How Claude Code Built This Blog - Part 2
This is Part 2: implementation and deployment. Part 1 covers getting started and architecture.
Markdown Processing
parser.ts reads files with fs-extra, extracts frontmatter with gray-matter, converts markdown to HTML with marked, and sanitizes the output against XSS while preserving syntax highlighting.
The key decision is to register only the languages you need, which keeps memory low.
// Register only the languages needed
hljs.registerLanguage("javascript", javascript);
hljs.registerLanguage("typescript", typescript);
hljs.registerLanguage("markdown", markdown);
hljs.registerLanguage("python", python);
hljs.registerLanguage("json", json);
// Configure marked with syntax highlighting
const marked = new Marked(
markedHighlight({
emptyLangClass: "hljs",
langPrefix: "hljs language-",
highlight(code, lang, info) {
const language = hljs.getLanguage(lang) ? lang : "json";
return hljs.highlight(code, { language }).value;
},
}),
);
Claude also added automatic external link handling and excerpt generation.
Static Site Generation
generator.ts orchestrates the build: reads markdown from the content directory, generates tag pages, renders Nunjucks templates to HTML, compiles SCSS to CSS with theme variables, and creates RSS feeds and sitemaps.
Templating
The Nunjucks setup includes a base template for shared HTML structure, separate templates for index, post, and tag pages, custom date filters for Pacific timezone formatting, and SCSS compilation with theme variables from config.
Where Claude Struggled
Software engineering with an AI assistant is not frictionless.

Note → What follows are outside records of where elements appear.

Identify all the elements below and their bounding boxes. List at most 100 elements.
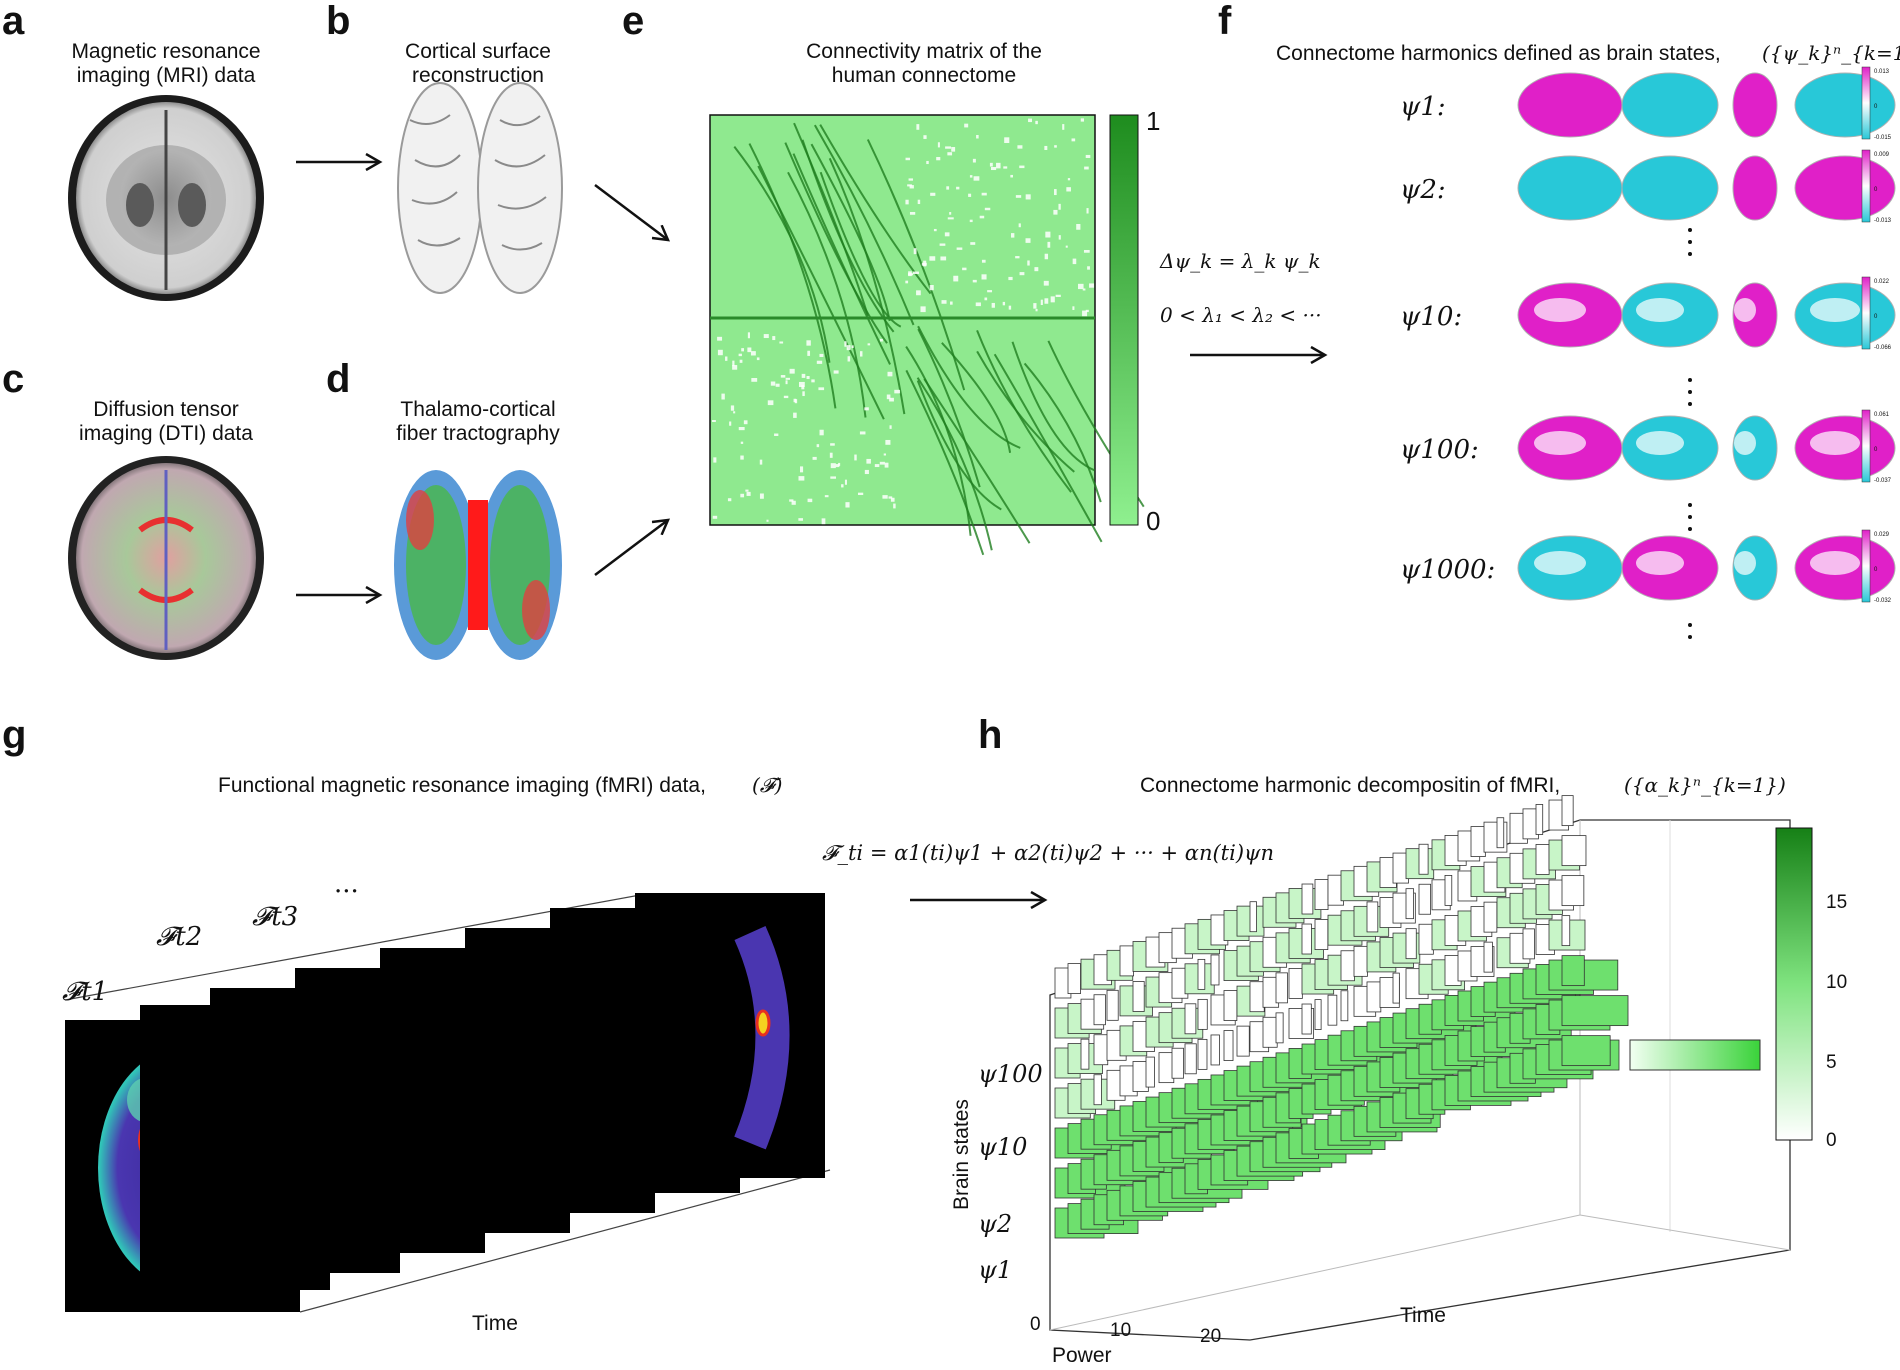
harmonic-brain-view [1517,72,1623,138]
matrix-sparse-cell [717,336,723,341]
fmri-activation [755,1009,771,1037]
harmonic-pattern-spot [1636,551,1684,575]
matrix-sparse-cell [1019,272,1025,276]
matrix-sparse-cell [887,371,893,377]
matrix-sparse-cell [866,458,871,464]
matrix-sparse-cell [816,360,823,364]
matrix-sparse-cell [738,427,745,431]
ellipsis-dot [1688,390,1692,394]
matrix-sparse-cell [793,412,797,418]
harmonic-pattern-spot [1534,551,1586,575]
colorbar-e-min: 0 [1146,506,1160,536]
harmonic-pattern-spot [1734,551,1756,575]
bar3d-bar [1275,1012,1284,1044]
bar3d-bar [1249,981,1265,1013]
matrix-streak [748,143,837,409]
matrix-sparse-cell [732,365,738,370]
bar3d-bar [1236,1025,1250,1057]
matrix-sparse-cell [882,495,888,499]
matrix-sparse-cell [1054,145,1057,148]
matrix-sparse-cell [947,217,954,220]
matrix-streak [793,122,869,317]
bar3d-bar [1353,945,1368,977]
matrix-sparse-cell [717,349,723,356]
harmonic-pattern-spot [1636,298,1684,322]
matrix-sparse-cell [923,135,927,139]
panel-label-b: b [326,0,350,43]
panel-d-title-line2: fiber tractography [396,422,560,445]
matrix-sparse-cell [940,256,947,261]
matrix-sparse-cell [712,515,718,519]
bar3d-bar [1418,883,1432,915]
bar3d-bar [1483,941,1493,973]
matrix-sparse-cell [800,466,804,473]
matrix-sparse-cell [909,185,914,189]
matrix-sparse-cell [1065,245,1068,248]
panel-g-time-label: Time [472,1312,518,1335]
matrix-sparse-cell [845,502,850,508]
matrix-sparse-cell [766,519,769,522]
harmonic-cb-max: 0.013 [1874,69,1890,75]
matrix-sparse-cell [841,484,844,488]
matrix-sparse-cell [886,394,891,400]
harmonic-brain-view [1621,72,1719,138]
matrix-sparse-cell [732,360,735,367]
matrix-sparse-cell [894,389,901,394]
matrix-sparse-cell [747,332,751,339]
matrix-sparse-cell [933,228,937,232]
bar3d-bar [1405,888,1414,920]
matrix-sparse-cell [981,259,986,263]
harmonic-label: ψ1000: [1400,555,1495,585]
matrix-sparse-cell [941,300,947,304]
matrix-sparse-cell [1044,145,1048,150]
matrix-sparse-cell [1025,194,1031,200]
matrix-sparse-cell [909,211,916,215]
bar3d-bar [1223,990,1238,1021]
harmonic-pattern-spot [1734,298,1756,322]
matrix-sparse-cell [947,152,953,156]
harmonic-cb-max: 0.022 [1874,279,1890,285]
panel-d-title-line1: Thalamo-cortical [400,398,555,421]
matrix-sparse-cell [945,146,951,149]
matrix-sparse-cell [956,186,960,190]
matrix-sparse-cell [801,373,806,378]
matrix-sparse-cell [946,186,950,190]
matrix-sparse-cell [798,381,805,387]
matrix-sparse-cell [785,380,788,385]
harmonic-colorbar [1861,149,1871,223]
matrix-sparse-cell [1050,296,1055,303]
mri-brain-image [68,95,264,301]
panel-h-ylabel: Brain states [950,1099,973,1210]
bar3d-bar [1171,1047,1184,1079]
matrix-sparse-cell [1087,266,1090,270]
matrix-streak [916,377,993,551]
panel-label-g: g [2,713,26,757]
harmonic-row: ψ10: 0.022 0 -0.066 [1400,276,1896,351]
bar3d-bar [1288,968,1303,999]
matrix-sparse-cell [1072,306,1075,310]
time-axis-line [299,1169,831,1313]
connectivity-colorbar [1109,114,1139,526]
matrix-sparse-cell [816,444,820,448]
matrix-sparse-cell [740,493,745,498]
matrix-sparse-cell [745,489,749,492]
harmonic-brain-view [1732,72,1778,138]
ellipsis-dot [1688,402,1692,406]
matrix-sparse-cell [1071,138,1076,142]
matrix-sparse-cell [759,493,764,499]
matrix-sparse-cell [801,385,805,390]
matrix-sparse-cell [926,160,929,165]
matrix-sparse-cell [874,464,880,468]
bar3d-bar [1301,923,1312,955]
bar3d-chart [1049,795,1791,1341]
matrix-sparse-cell [1003,166,1008,169]
matrix-sparse-cell [750,351,756,356]
matrix-sparse-cell [1062,124,1065,130]
matrix-sparse-cell [1035,120,1038,125]
panel-h-zlabel: Time [1400,1304,1446,1327]
panel-label-e: e [622,0,644,43]
matrix-sparse-cell [951,147,956,152]
state-label-psi2: ψ2 [978,1210,1012,1238]
matrix-sparse-cell [1010,233,1015,238]
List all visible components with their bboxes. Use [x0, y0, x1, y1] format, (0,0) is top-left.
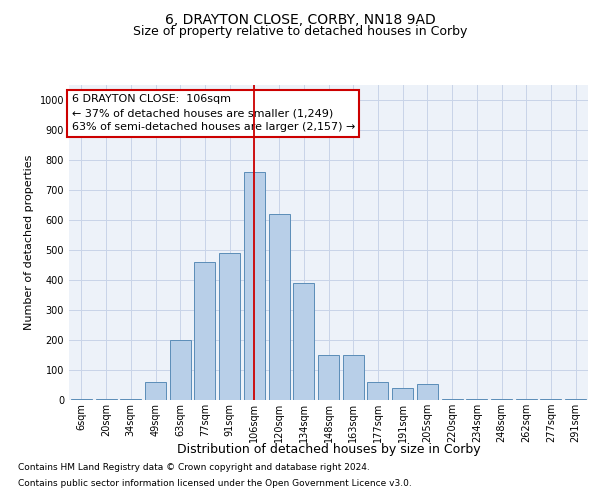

Syntax highlighting took several rounds. Claude's first attempt at configuring highlight.js didn't work. After back-and-forth, we landed on language-specific imports that performed well.
External links went smoothly. Claude added target="_blank" and security attributes to external links automatically.
Timezone handling needed custom Nunjucks filters for consistent Pacific timezone dates.
Build and Deploy
The build commands in CLAUDE.md:
- Build: `npm run build`
- Development: `npm run dev`
- Generate static site: `npm run generate`
- Serve site: `npm run serve`
- Deploy to Cloudflare: `npm run deploy`
I used Claude to research Cloudflare Pages deployment, then deployed with wrangler.
What Stuck With Me
Claude thinks through full-stack projects architecturally. Watching it plan the generator taught me more about static site internals than building one from tutorials would have. Structuring a modular TypeScript project and wiring up Cloudflare Pages deployment — I now understand both well enough to modify them without AI help.
Pro tip: Using /init in Claude Code may reduce costs by saving on input tokens.
The Result
The total cost was $10 for a working blog built with TypeScript, Nunjucks, and SCSS. SEO, accessibility, and security were all generated through conversation. The result was not perfect, but it was a real starting point I could own and modify.
What you're reading now runs on that code: a static blog with syntax highlighting and tag support on Cloudflare Pages.